Brussels, 5 November 2008
Internal Market Commissioner Charlie McCreevy said: "I welcome the IASB's guidance, which addresses key concerns expressed by European stakeholders. This guidance provides the clarifications needed by European companies to apply internal models to calculate the value of financial instruments for which active markets no longer exist. It is also consistent with the approach taken in the US, thus ensuring that a level playing field exists in the Trans-atlantic capital market."
Further action to mitigate the consequences of the financial turmoil
As a follow-up to the recent adoption of amendments to IAS 39 and IFRS 7 (see IP/08/1513), on 21 October the European Commission organised a meeting with European stakeholders to identify other possible issues arising under IAS 39 and IFRS 7. During this meeting, an urgent need for further guidance on the application of fair value in inactive markets was expressed.
On 31 October, the IASB published a document setting out guidance on important measurement issues affecting the valuation of financial instruments when an active market does not exist. The IASB's guidance makes clear inter alia that transaction prices and broker or pricing service quotes might be inputs when measuring fair value, but may not be determinate if an active market does not exist. This provides the clarifications needed by European companies to apply internal models to calculate the value of financial instrument for which an active market no longer exists. The staff summary takes into consideration the recent clarifications issued by the staff of the US Financial Accounting Standards Board (FASB) and of the US Securities and Exchange Commission (SEC) Office of the Chief Accountant.
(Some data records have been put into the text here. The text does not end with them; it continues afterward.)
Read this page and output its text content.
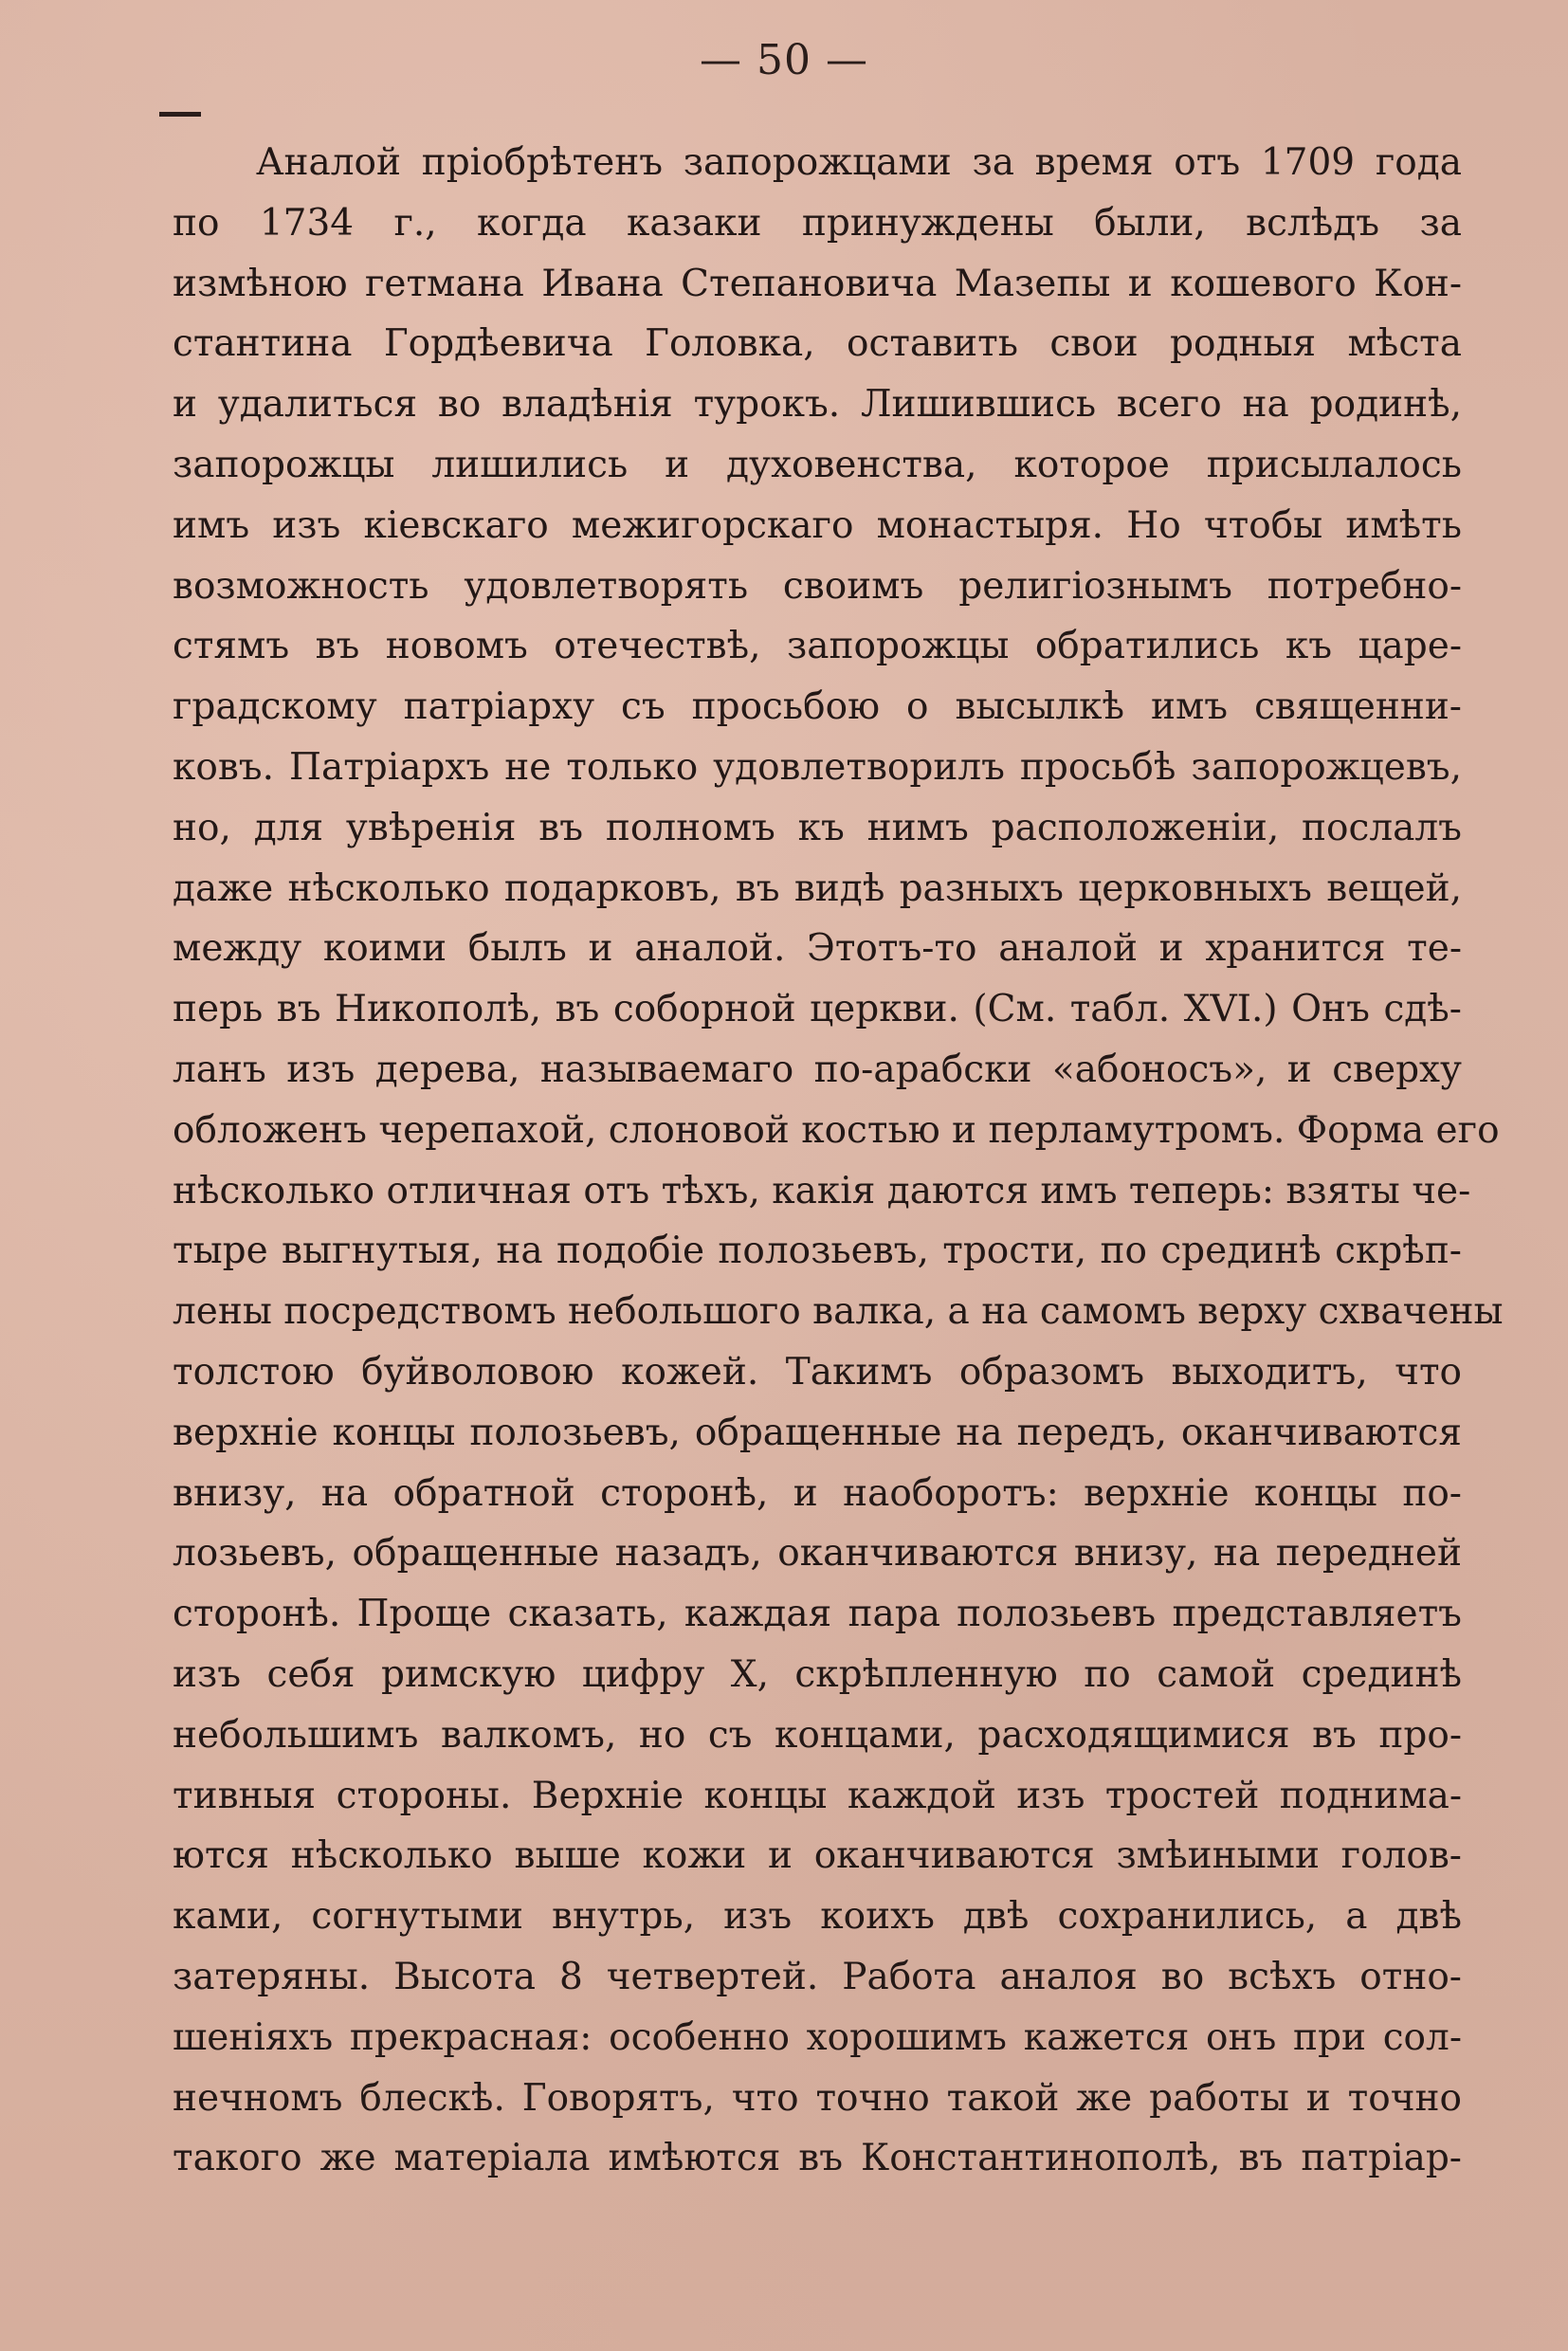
— 50 —
Аналой пріобрѣтенъ запорожцами за время отъ 1709 года
по 1734 г., когда казаки принуждены были, вслѣдъ за
измѣною гетмана Ивана Степановича Мазепы и кошевого Кон-
стантина Гордѣевича Головка, оставить свои родныя мѣста
и удалиться во владѣнія турокъ. Лишившись всего на родинѣ,
запорожцы лишились и духовенства, которое присылалось
имъ изъ кіевскаго межигорскаго монастыря. Но чтобы имѣть
возможность удовлетворять своимъ религіознымъ потребно-
стямъ въ новомъ отечествѣ, запорожцы обратились къ царе-
градскому патріарху съ просьбою о высылкѣ имъ священни-
ковъ. Патріархъ не только удовлетворилъ просьбѣ запорожцевъ,
но, для увѣренія въ полномъ къ нимъ расположеніи, послалъ
даже нѣсколько подарковъ, въ видѣ разныхъ церковныхъ вещей,
между коими былъ и аналой. Этотъ-то аналой и хранится те-
перь въ Никополѣ, въ соборной церкви. (См. табл. XVI.) Онъ сдѣ-
ланъ изъ дерева, называемаго по-арабски «абоносъ», и сверху
обложенъ черепахой, слоновой костью и перламутромъ. Форма его
нѣсколько отличная отъ тѣхъ, какія даются имъ теперь: взяты че-
тыре выгнутыя, на подобіе полозьевъ, трости, по срединѣ скрѣп-
лены посредствомъ небольшого валка, а на самомъ верху схвачены
толстою буйволовою кожей. Такимъ образомъ выходитъ, что
верхніе концы полозьевъ, обращенные на передъ, оканчиваются
внизу, на обратной сторонѣ, и наоборотъ: верхніе концы по-
лозьевъ, обращенные назадъ, оканчиваются внизу, на передней
сторонѣ. Проще сказать, каждая пара полозьевъ представляетъ
изъ себя римскую цифру X, скрѣпленную по самой срединѣ
небольшимъ валкомъ, но съ концами, расходящимися въ про-
тивныя стороны. Верхніе концы каждой изъ тростей поднима-
ются нѣсколько выше кожи и оканчиваются змѣиными голов-
ками, согнутыми внутрь, изъ коихъ двѣ сохранились, а двѣ
затеряны. Высота 8 четвертей. Работа аналоя во всѣхъ отно-
шеніяхъ прекрасная: особенно хорошимъ кажется онъ при сол-
нечномъ блескѣ. Говорятъ, что точно такой же работы и точно
такого же матеріала имѣются въ Константинополѣ, въ патріар-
It is also fully consistent with the joint statement issued by the 3 European committees of supervisors on 21 October.
The European Commission will continue to closely monitor developments in this area and urges accounting standards-setters to address remaining issues arising from the credit crisis. In particular, the IASB should urgently provide solutions to the issues raised in the Commission's letter of 27 October. Moreover, the FASB-IASB joint advisory group should rapidly become operational and initiate work towards addressing other issues arising from the credit crisis.